In spite of the above, techniques applied to identify the antibodies specificity using the cross-match approach limits and differences between in vivo and in vitro predicted reactivity can occur. Therefore, a cross-match assay is mandatory. Currently, two main complementary tests are available: complement-dependent cytotoxicity (CDC) and flow cytometry cross-match. However, conducting exactly the same tests in the context of SC transplantation is hardly attainable because lymphocytes from SC donors would be difficult to obtain. Results obtained by our group developing the assay for cardiac stem cell transplantation are encouraging (DG unpublished). Donor specific-antibodies against both HLA and non-HLA epitopes after administration of allogenic cells to restore or repair various tissues have been identified. It is clear that as cellular therapies move to the clinic it will be essential to monitor recipients to establish whether they become sensitized and how sensitization influences the clinical course of the therapy15. Post-transplantation follow up can be also set up. De novo HLA-DSA could occur after organ transplantation and have been correlated with poor outcome15. Therefore, it is recommended to establish a post-transplantation systematic follow up monitoring the occurrence of HLA-DSA in serum taken from patients at predetermined appropriate times.
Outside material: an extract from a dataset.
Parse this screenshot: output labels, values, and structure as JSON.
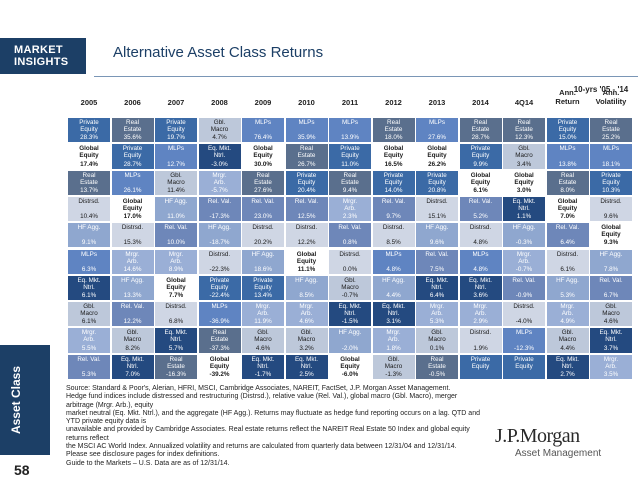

In addition, regular follow up in case of suspicion of graft failure or rejection should be considered. These follow ups could be mainly conducted using single-antigen Luminex® technology. Also, the occurrence of de novo HLA antibodies after SC therapy may jeopardize the possibility for a patient to benefit later on of a heart transplant.

Concluding remarks

While at present the clinical benefit of SC therapeutics has been modest, some improvement on clinical end points have been reported. The use of allogenic SC products is attractive if these are highly standardized and available off the shelf. Therefore, for SC therapy to move to the clinics, immunological barriers should be overcome. To minimize immunogenetic differences between SC and recipient, detection of the immunization status of the recipient prior to SC injection, and monitor of both the allogenic and autoimmunity post-SC transplantation are to be recommended. The adaptation of the state-of-the-art assays that are currently used in organ transplantation is a logical step. Also, immunosuppression protocols should be considered. Integrating the unique immunobiology of SC with the patient immune status is the key to a successful translation of the SC therapy to the clinics.